MONTICELLO, NY — Sullivan County doesn’t have to ask you how to spend the $14.6 million in rescue plan funds that are coming its way. Staff and lawmakers are supposed to figure that out.

So, some citizens figured they’d see what the people wanted.

A coalition of organizations, from Action Toward Independence to the NAACP to the Committee for Equity and Justice, ran a survey online and in-person, asking folks how they would allocate the cash.

They reported the results in a letter to the Sullivan County Legislature, read aloud by clerk AnnMarie Martin last Thursday. (Although such correspondence is often just mentioned, this arrived while Martin was in a meeting that morning, she said. Legislators thus didn’t have copies to read themselves).

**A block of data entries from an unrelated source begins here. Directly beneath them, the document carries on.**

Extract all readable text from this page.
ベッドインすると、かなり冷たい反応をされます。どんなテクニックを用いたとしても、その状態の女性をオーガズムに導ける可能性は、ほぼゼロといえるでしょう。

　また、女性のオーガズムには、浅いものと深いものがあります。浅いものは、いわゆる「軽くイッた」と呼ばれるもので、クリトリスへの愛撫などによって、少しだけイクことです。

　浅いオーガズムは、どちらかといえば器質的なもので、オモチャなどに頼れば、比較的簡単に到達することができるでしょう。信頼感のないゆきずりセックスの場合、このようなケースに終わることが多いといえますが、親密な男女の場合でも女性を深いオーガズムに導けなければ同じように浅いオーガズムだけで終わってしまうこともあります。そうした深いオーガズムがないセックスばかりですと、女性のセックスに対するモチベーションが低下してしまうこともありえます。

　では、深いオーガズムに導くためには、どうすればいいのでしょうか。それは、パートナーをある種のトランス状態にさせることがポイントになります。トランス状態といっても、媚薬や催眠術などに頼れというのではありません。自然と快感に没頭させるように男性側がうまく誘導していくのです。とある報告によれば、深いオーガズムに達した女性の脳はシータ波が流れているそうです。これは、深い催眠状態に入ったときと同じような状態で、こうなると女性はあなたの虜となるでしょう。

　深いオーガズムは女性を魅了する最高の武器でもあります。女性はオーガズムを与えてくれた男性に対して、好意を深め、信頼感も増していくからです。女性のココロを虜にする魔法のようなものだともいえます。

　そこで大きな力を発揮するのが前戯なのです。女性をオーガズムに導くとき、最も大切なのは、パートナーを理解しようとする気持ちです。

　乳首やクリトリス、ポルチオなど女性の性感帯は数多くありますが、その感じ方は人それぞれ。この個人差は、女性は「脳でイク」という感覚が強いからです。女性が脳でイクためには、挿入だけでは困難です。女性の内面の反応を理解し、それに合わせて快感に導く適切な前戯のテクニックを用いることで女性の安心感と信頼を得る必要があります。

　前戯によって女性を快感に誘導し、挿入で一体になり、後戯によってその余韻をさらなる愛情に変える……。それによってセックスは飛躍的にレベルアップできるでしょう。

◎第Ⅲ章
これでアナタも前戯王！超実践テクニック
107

Here are the recommendations:

  • Hire more mental health staff, so “services are available 24/7.” COVID-19 has “caused enormous stress,” community services director Melissa Stickle said recently in a River Reporter story. But the pandemic relegated mental health care and support for people struggling with addiction to Zoom. This came with a number of problems, according to therapists like Jessica Gold, an assistant professor in the department of psychiatry at Washington University School of Medicine in St. Louis who wrote about it in Self. Now that more people are vaccinated, offices are opening and, hopefully, those problems will evaporate. Then counselors can go back to in-person sessions, which will help people deal with the aftereffects of COVID stress.
  • Create a collaborative committee of different sectors “that would track all county projects and set goals.” It would make recommendations and stay on top of what’s happening afterward.
  • Premium pay for essential workers. This is a form of hazard pay for those who were exposed regularly to COVID-19 as part of their jobs (like care workers in nursing homes, grocery store employees, corrections officers and so on). Section 9901 of ARPA gives employers “the opportunity to secure premium pay for their employees in an amount up to $13 per hour, subject to a cap of $25,000 per “eligible worker,” according to law firm Miller Johnson.
  • “Support for inpatient and outpatient opioid treatment and detox centers,” given that there were 350+ hospital admissions for opioid overdoses in the county in 2019. This could expand medication-assisted treatment. County coroner Albee Bockman has been reporting increasing numbers of overdose deaths at legislative meetings.
  • More support for youth programs.

“We hope that you will keep these preferences in mind” as lawmakers debate what to do with the American Rescue Plan funds, the writers wrote.

The survey took place through the first couple of weeks of May, and 371 people responded.